LUC SPADA

Für 11 Euro, also: Taxipreise, sagt die Werbung, krass, sagt die Werbung, TAXIPREISE, sagt die Werbung, kann man bereits quer durch Europa fliegen. Schnäppchenflüge, sagt man. Billig. Angebot. Heute oder nie. Jetzt oder nie. Dieses Jahr keine Erholung, wenn nicht sofort draufgeklickt. Heute gebucht, morgen schon weg. Schnell rein in den Billigflieger, ab 33 Euro die Baupannen-Peinlichkeit aus weißem Marmor in Pisa sehen. Oder wie wär’s mit einem Kurzurlaub in die Schweiz? Eine Partywoche in Belgrad? It’s the place to be. Urlaub, Urlaub, Urlaub. Was für ein Stress und das alles, um sich vom Stress zu erholen, sagt die Werbung.

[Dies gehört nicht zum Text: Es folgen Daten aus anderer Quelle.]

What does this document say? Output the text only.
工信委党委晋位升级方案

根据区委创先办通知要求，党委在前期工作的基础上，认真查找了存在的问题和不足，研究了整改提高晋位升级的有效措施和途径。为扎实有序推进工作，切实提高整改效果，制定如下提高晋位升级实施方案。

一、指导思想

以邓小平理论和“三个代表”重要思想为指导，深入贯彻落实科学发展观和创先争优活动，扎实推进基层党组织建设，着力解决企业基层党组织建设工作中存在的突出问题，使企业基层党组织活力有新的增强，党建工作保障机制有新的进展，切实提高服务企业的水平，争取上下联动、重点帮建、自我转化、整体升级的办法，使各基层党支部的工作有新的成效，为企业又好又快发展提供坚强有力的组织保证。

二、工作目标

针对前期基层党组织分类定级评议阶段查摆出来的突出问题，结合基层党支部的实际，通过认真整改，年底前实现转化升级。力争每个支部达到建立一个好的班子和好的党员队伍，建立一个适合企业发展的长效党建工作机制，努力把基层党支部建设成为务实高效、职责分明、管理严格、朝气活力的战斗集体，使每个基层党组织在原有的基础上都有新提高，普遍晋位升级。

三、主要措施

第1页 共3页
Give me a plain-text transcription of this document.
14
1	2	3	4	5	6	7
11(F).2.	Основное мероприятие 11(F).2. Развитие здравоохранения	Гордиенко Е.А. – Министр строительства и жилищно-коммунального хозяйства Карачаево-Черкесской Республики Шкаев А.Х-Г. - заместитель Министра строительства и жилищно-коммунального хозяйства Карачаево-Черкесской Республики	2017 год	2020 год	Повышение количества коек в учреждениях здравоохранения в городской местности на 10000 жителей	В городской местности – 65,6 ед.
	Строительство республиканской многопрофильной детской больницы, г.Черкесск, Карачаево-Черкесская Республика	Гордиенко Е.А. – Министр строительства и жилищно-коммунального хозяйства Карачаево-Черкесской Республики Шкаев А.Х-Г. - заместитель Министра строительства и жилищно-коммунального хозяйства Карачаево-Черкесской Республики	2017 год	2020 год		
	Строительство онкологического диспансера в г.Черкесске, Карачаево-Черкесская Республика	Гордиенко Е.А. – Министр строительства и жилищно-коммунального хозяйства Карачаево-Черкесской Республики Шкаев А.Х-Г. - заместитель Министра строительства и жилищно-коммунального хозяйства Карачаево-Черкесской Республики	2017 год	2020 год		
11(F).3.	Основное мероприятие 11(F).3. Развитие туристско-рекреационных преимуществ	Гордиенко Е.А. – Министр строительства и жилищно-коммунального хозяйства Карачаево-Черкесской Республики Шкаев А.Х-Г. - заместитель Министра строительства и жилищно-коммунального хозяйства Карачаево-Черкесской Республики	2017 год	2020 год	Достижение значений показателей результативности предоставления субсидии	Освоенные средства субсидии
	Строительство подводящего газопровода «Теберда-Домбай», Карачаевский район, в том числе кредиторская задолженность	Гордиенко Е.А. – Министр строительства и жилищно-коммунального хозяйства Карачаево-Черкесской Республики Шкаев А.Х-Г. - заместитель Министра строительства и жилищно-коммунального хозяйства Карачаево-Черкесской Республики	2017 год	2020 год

Warum muss es immer billig sein? Günstig, ok, meinetwegen, das geht ja noch gerade so. Aber billig? Wer will denn schon einen billigen Urlaub verbringen? Mieses All-you-can-eat-Buffet, von dem man Durchfall bekommt, nervöse Touristen, die absolut nicht zufrieden mit dem Service sind, der ihnen geboten wird, weil Service doch nun wirklich das Wichtigste ist, besonders im Vergleich zu der dafür gebotenen Leistung, die natürlich im Preis enthalten sein muss, besonders im Billig-Urlaub, und Strandliegen. Letztere sind allerdings kostenpflichtig. Irgendwas muss schließlich Geld kosten, wenn der Flug schon nur 33 Euro kostet. Aber warum braucht man überhaupt Strandliegen, wenn man die Möglichkeit hat im Sand zu liegen? Ah, ja, genau: Billig!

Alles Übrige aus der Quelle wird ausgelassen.